The good news is that most employees are saving for retirement via their current employer’s DC plan —77+ percent in the private sector, and 73+ percent in the not-for-profit sector. (The percentages vary by plan size and employer type.) Some indicated that they are expecting retirement income to come from a traditional defined benefit plan too.
The annuity stats must be a bit discouraging for annuity professionals. No one wants their product to come in last place on any consumer ranking.
Some of the gulf may be a matter of presence. Workers who participate in DC plans are seeing the contributions taken from every paycheck. That is an ever-present reminder of being “in the retirement plan at work.” In addition, they may get other reminders from regular employer notices and periodic chats with coworkers about their plans.
With annuities, such reminders are slim pickings.
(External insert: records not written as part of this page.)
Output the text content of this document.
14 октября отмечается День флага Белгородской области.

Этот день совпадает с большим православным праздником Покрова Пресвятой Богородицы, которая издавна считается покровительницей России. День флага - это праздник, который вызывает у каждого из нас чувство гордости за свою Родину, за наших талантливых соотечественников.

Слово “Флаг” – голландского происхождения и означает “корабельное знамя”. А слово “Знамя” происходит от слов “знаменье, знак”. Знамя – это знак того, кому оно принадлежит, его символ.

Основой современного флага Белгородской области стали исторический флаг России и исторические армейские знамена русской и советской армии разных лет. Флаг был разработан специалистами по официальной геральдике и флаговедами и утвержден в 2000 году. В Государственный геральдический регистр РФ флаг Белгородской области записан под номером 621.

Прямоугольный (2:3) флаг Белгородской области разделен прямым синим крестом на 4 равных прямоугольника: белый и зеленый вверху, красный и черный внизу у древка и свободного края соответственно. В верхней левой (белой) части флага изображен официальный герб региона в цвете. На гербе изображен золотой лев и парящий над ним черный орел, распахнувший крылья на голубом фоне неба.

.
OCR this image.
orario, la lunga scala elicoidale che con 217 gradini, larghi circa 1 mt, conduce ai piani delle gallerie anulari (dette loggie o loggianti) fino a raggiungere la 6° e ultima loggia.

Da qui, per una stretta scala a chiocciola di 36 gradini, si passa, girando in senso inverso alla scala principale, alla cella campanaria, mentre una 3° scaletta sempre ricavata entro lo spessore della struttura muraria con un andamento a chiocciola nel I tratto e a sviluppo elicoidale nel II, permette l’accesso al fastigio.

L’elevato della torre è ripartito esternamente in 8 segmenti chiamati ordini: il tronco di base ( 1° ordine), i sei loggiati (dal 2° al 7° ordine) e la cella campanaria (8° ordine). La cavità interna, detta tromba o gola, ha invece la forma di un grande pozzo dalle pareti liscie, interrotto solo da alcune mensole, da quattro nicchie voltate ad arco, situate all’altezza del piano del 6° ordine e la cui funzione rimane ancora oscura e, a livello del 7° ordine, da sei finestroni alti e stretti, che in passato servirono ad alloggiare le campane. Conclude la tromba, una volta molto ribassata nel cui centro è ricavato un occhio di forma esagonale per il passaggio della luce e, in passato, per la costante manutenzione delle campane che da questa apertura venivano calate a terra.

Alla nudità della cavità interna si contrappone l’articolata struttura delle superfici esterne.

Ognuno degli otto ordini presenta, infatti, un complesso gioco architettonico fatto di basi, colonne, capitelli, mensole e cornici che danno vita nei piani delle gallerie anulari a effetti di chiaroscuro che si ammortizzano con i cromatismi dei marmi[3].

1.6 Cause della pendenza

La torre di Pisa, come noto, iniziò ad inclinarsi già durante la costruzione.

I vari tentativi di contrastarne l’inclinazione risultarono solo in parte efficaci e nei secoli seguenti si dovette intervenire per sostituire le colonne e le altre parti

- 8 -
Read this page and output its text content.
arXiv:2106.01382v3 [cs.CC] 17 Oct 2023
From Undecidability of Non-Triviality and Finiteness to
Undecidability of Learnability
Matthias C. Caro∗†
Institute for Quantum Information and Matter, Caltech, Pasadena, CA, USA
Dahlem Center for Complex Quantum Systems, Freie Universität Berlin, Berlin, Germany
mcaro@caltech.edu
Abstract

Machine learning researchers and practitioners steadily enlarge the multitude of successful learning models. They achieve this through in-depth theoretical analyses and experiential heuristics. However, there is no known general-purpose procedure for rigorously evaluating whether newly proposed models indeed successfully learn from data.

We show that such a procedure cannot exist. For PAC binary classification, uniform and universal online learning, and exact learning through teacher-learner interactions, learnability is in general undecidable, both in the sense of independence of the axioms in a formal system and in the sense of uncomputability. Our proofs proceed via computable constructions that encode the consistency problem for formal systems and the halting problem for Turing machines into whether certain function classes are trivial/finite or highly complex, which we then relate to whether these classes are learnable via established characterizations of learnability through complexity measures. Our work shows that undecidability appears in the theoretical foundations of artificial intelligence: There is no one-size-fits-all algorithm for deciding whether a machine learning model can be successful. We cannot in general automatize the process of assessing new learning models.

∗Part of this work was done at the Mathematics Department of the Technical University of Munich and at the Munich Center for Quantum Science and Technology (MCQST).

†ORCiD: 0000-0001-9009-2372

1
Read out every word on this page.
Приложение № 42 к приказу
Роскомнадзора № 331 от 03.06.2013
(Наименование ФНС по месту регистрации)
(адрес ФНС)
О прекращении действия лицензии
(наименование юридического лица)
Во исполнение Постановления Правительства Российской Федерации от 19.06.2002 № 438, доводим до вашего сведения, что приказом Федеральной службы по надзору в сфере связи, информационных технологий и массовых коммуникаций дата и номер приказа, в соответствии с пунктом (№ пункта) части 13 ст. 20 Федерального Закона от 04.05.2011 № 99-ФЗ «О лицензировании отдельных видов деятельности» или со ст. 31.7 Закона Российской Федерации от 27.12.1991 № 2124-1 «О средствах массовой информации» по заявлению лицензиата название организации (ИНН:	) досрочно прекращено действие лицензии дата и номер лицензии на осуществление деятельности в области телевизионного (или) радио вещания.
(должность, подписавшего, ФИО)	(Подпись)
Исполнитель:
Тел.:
Some consumers do buy their annuities on an auto-pay basis from their checking accounts, so they do see the money move, of course. However, they don’t have the reinforcement that comes from employer notices or jam sessions with coworkers. They typically don’t get regular messaging about annuities, either, from insurers or advisors (with some notable exceptions).
The DC participant profile may be a factor too. According to LIMRA SRI, the participants have an average DC plan tenure of nine or 10 years and a median DC plan balance of roughly $57,000 (private sector) and $50,000 (not-for-profit sector). Only a limited few claimed to be “very” knowledgeable about investments or financial products (12 percent and 7 percent, respectively).
In view of that profile, some participants might find it hard to see their way clear to buying an annuity. They may believe the DC contributions are all they can squeeze out.
Well, it may be hard, but it’s not impossible. The researchers found that 59 percent of plan participants in the private sector agreed that “financial professionals provide value beyond what I could achieve on my own.” In the not-for-profit sector, 53 percent said the same. This suggests that at least some plan participants might be receptive to guidance from an advisor.
Such guidance might lead to an annuity discussion, especially about fixed annuities. After all, 37 percent in the private sector (and 42 percent in the not-for profit sector) describe themselves as having no or little risk tolerance.